# Finding Impulse using Momentum Principle

I am currently doing my Physics homework and am stuck on a problem that is giving me an issue.

A tennis ball has a mass of 0.057 kg. A professional tennis player hits the ball hard enough to give it a speed of 46 m/s (about 103 miles per hour.) The ball moves toward the left, hits a wall and bounces straight back to the right with almost the same speed (46 m/s). As indicated in the diagram below, high-speed photography shows that the ball is crushed about d = 2.7 cm at the instant when its speed is momentarily zero, before rebounding.

Making the very rough approximation that the large force that the wall exerts on the ball is approximately constant during contact, determine the approximate magnitude of this force.

After solving a very similar problem correctly, I took the following approach to solve it.

$$|\vec{v_{avg}}|=\frac{46}{2}=23 \frac{m}{s}$$ This is the average velocity from the time that the ball first makes contact with the wall until it comes to rest, and this answer was marked as correct.

The next step I took was to find the time it took from first contact with the wall until the ball came to rest.
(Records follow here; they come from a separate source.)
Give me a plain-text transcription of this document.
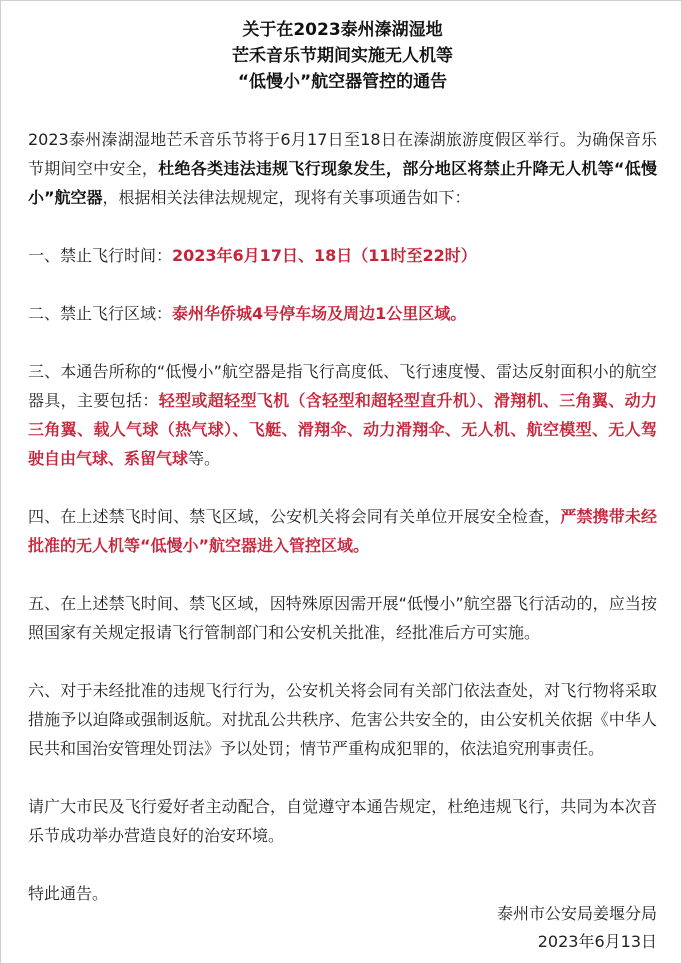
关于在2023泰州溱湖湿地
芒禾音乐节期间实施无人机等
“低慢小”航空器管控的通告

2023泰州溱湖湿地芒禾音乐节将于6月17日至18日在溱湖旅游度假区举行。为确保音乐节期间空中安全，杜绝各类违法违规飞行现象发生，部分地区将禁止升降无人机等“低慢小”航空器，根据相关法律法规规定，现将有关事项通告如下：

一、禁止飞行时间：2023年6月17日、18日（11时至22时）

二、禁止飞行区域：泰州华侨城4号停车场及周边1公里区域。

三、本通告所称的“低慢小”航空器是指飞行高度低、飞行速度慢、雷达反射面积小的航空器具，主要包括：轻型或超轻型飞机（含轻型和超轻型直升机）、滑翔机、三角翼、动力三角翼、载人气球（热气球）、飞艇、滑翔伞、动力滑翔伞、无人机、航空模型、无人驾驶自由气球、系留气球等。

四、在上述禁飞时间、禁飞区域，公安机关将会同有关单位开展安全检查，严禁携带未经批准的无人机等“低慢小”航空器进入管控区域。

五、在上述禁飞时间、禁飞区域，因特殊原因需开展“低慢小”航空器飞行活动的，应当按照国家有关规定报请飞行管制部门和公安机关批准，经批准后方可实施。

六、对于未经批准的违规飞行行为，公安机关将会同有关部门依法查处，对飞行物将采取措施予以迫降或强制返航。对扰乱公共秩序、危害公共安全的，由公安机关依据《中华人民共和国治安管理处罚法》予以处罚；情节严重构成犯罪的，依法追究刑事责任。

请广大市民及飞行爱好者主动配合，自觉遵守本通告规定，杜绝违规飞行，共同为本次音乐节成功举办营造良好的治安环境。

特此通告。

泰州市公安局姜堰分局
2023年6月13日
The question this was intended to answer was

How much time elapses between first contact with the wall, and coming to a stop?

$$t=\frac{|\vec{r}|}{|\vec{v_{avg}}|}=\frac{0.027 m}{23 \frac{m}{s}}=.0012\, s$$ However, this answer was marked incorrect, along with my answer that followed which found the total force exerted on the ball by the wall using this time.

$$\Delta\vec{p}=\vec{F_{net}}\Delta t$$ $$|\vec{F_{net}}|=\frac{\Delta|\vec{p}|}{\Delta t}=\frac{2.622 \frac{kgm}{s}}{.0012\,s}=2185\,N$$

Where did I go wrong in solving this problem?

• Note, your expression for time is incorrect. The expression should give a vector as the result, but doesn't. You are missing the numerical symbols on $\vec r$. And again on force and momentum, you are finding the magnitudes, not the vectors, even though they are written with vector arrows. – Steeven Aug 28 '16 at 22:09
• @Steeven Thank you, I believe I edited it correctly. – Chris Loonam Aug 28 '16 at 22:12
• Your calculations are correct. Where you went wrong, it seems, is in choice of teacher. – Ben51 Jan 20 '18 at 17:10

The time can be found out by using the equation $\vec{s}= \vec{u}t + \frac{1}{2}\vec{a}t^2$ where $s$ is displacement in time $t$, $u$ is the initial velocity and $a$ is acceleration :- $$0.027=46t - \frac{1}{2}at^2 ; a=\frac{46}{t}$$ Therefore $$0.027=46t - 23t$$ Thus $$t=\frac{0.027}{23}$$ So the answer is coming out to be the same.